Anglian Water spokesman, Antony Innes, said: “We have been working hard this week, in difficult conditions, to finish the last part of the emergency sewer repair project in Station Square, Lowestoft.

“Around 60 metres of sewer has been relined to improve its strength and durability, reducing the chances of a future collapse or blockage.

“Unfortunately, a small section of this relining has not worked as it should, meaning work will need to continue over the weekend to rectify the problem,” Mr Innes said.

“We are very sorry that this has delayed the conclusion of this project and will cause further disruption to residents and businesses over the weekend.

“Throughout this project we have been working hard to make sure repairs are completed as soon as possible. However, with such a complex job and in such bad weather there is always a chance of unexpected delays,” he added.

“Work remains ahead of schedule but we appreciate people may be frustrated it is taking longer than we thought it would a few days ago. “We share that frustration but will be working throughout the weekend to complete the job.”

The company also apologised for a blunder last week that led to it announcing the roadworks would be cleared between last Friday night and Tuesday in preparation for the final stage of the sewer repairs.

The “miscommunication” followed an earlier oversight by the region’s biggest water company which forgot to notify Waveney District Council about the work.

Anglian Water’s failure to contact the council gave the authority no time to prepare for the disruption caused by the work which has been blamed for traffic gridlock and a fall in takings at some town centre stores which claim people have been put off coming into Lowestoft to shop.

The final stages of the work on Thursday saw a protective “sock-like membrane” being fed into a 60m section of sewer before it was heated to cause it to set rock-hard.

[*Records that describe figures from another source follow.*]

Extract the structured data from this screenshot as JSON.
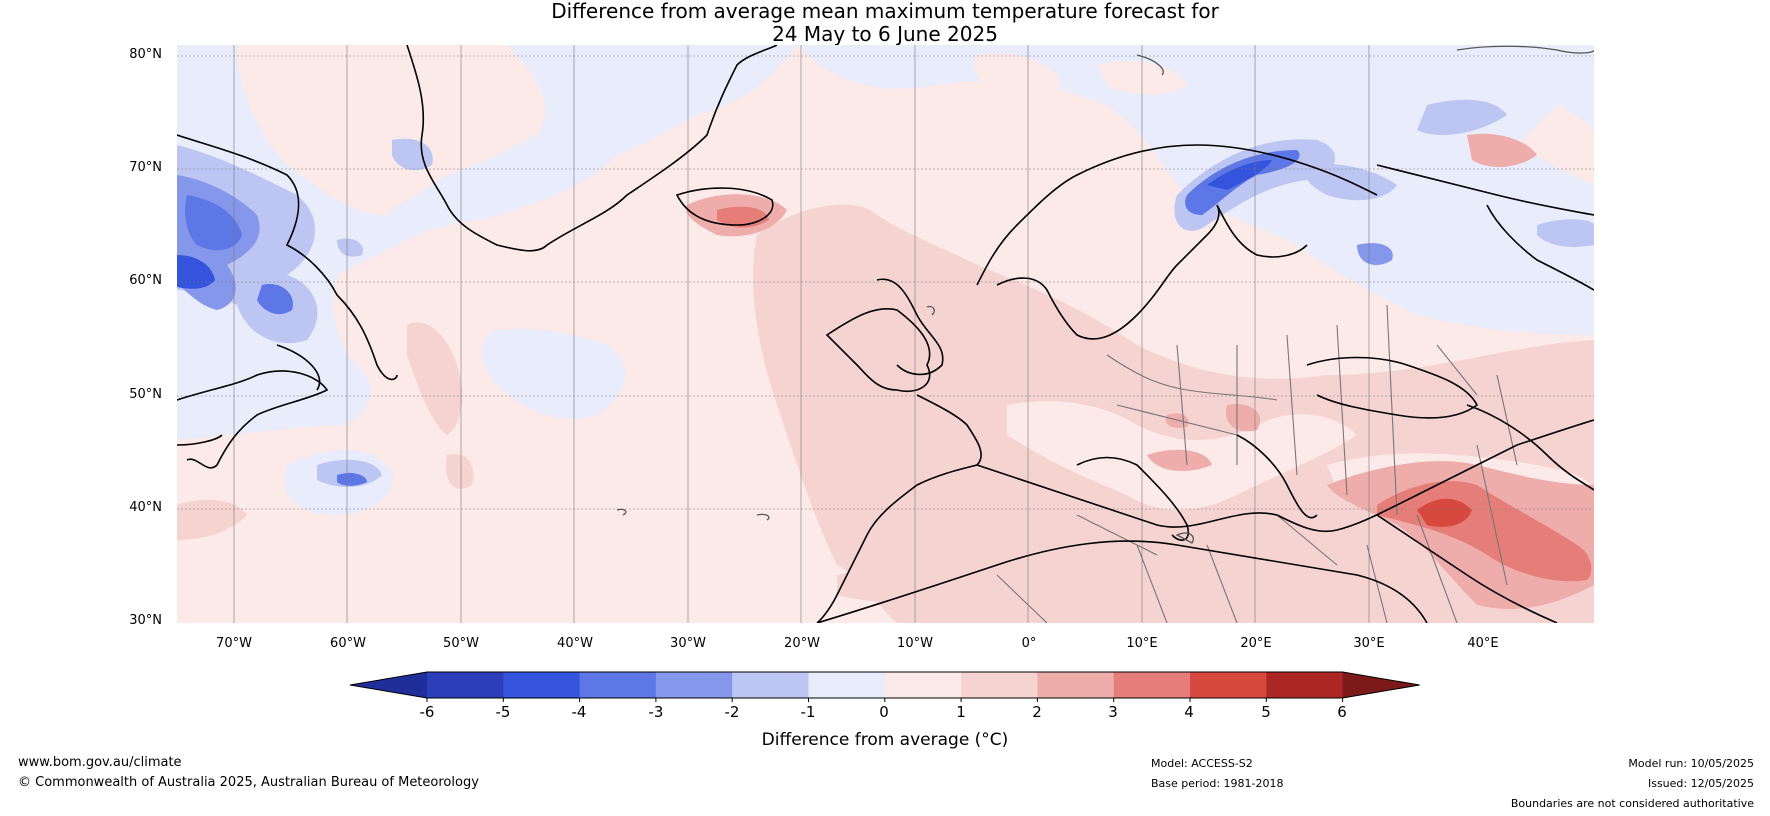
{
  "title_line1": "Difference from average mean maximum temperature forecast for",
  "title_line2": "24 May to 6 June 2025",
  "lat_labels": [
    "80°N",
    "70°N",
    "60°N",
    "50°N",
    "40°N",
    "30°N"
  ],
  "lon_labels": [
    "70°W",
    "60°W",
    "50°W",
    "40°W",
    "30°W",
    "20°W",
    "10°W",
    "0°",
    "10°E",
    "20°E",
    "30°E",
    "40°E"
  ],
  "colorbar": {
    "label": "Difference from average (°C)",
    "ticks": [
      "-6",
      "-5",
      "-4",
      "-3",
      "-2",
      "-1",
      "0",
      "1",
      "2",
      "3",
      "4",
      "5",
      "6"
    ],
    "colors": [
      "#202e9a",
      "#2b3fb8",
      "#3454dd",
      "#5d77e6",
      "#8597ea",
      "#bdc6f3",
      "#e9ecfb",
      "#fbeae8",
      "#f5d3d1",
      "#eeadaa",
      "#e57e78",
      "#d7483f",
      "#ac2724",
      "#7b1a18"
    ]
  },
  "footer": {
    "url": "www.bom.gov.au/climate",
    "copyright": "© Commonwealth of Australia 2025, Australian Bureau of Meteorology",
    "model": "Model: ACCESS-S2",
    "base_period": "Base period: 1981-2018",
    "model_run": "Model run: 10/05/2025",
    "issued": "Issued: 12/05/2025",
    "disclaimer": "Boundaries are not considered authoritative"
  }
}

Mr Innes said: “Anglian Water and contractors May Gurney have been working since late January to repair a collapsed section of sewer some 5m below the road surface.

“The last stage of this project is to coat the inside of almost 60m of sewer with a new lining to improve more of the sewers in Lowestoft.

“We will access the sewers via manholes, so that we don’t need to dig up the road. You could say this is keyhole surgery for sewers.

“A sock-like membrane will be fed into the sewer, before it is heated to set it rock-hard. This new lining coats the inside of the pipe, significantly reducing the chances of further collapses and blockages.”

As previously reported, Stephen Baker, the chief executive of Waveney District Council, sent a strongly-worded letter to Anglian Water asking why the council had not been formally told about the work, which was initially earmarked to last five weeks.

He was incensed after finding out about the repairs and resulting diversion after reading details in The Journal.

Lowestoft mayor Tod Sullivan and Waveney MP Peter Aldous also voiced their concerns over Anglian Water’s lack of communication, and businesses including Palmers and Godfreys said it had led to a loss in trade.

However, locals say the traffic problems were not solely down to the sewer repairs and, once again, it highlighted the need for a third crossing to relieve congestion in the town centre.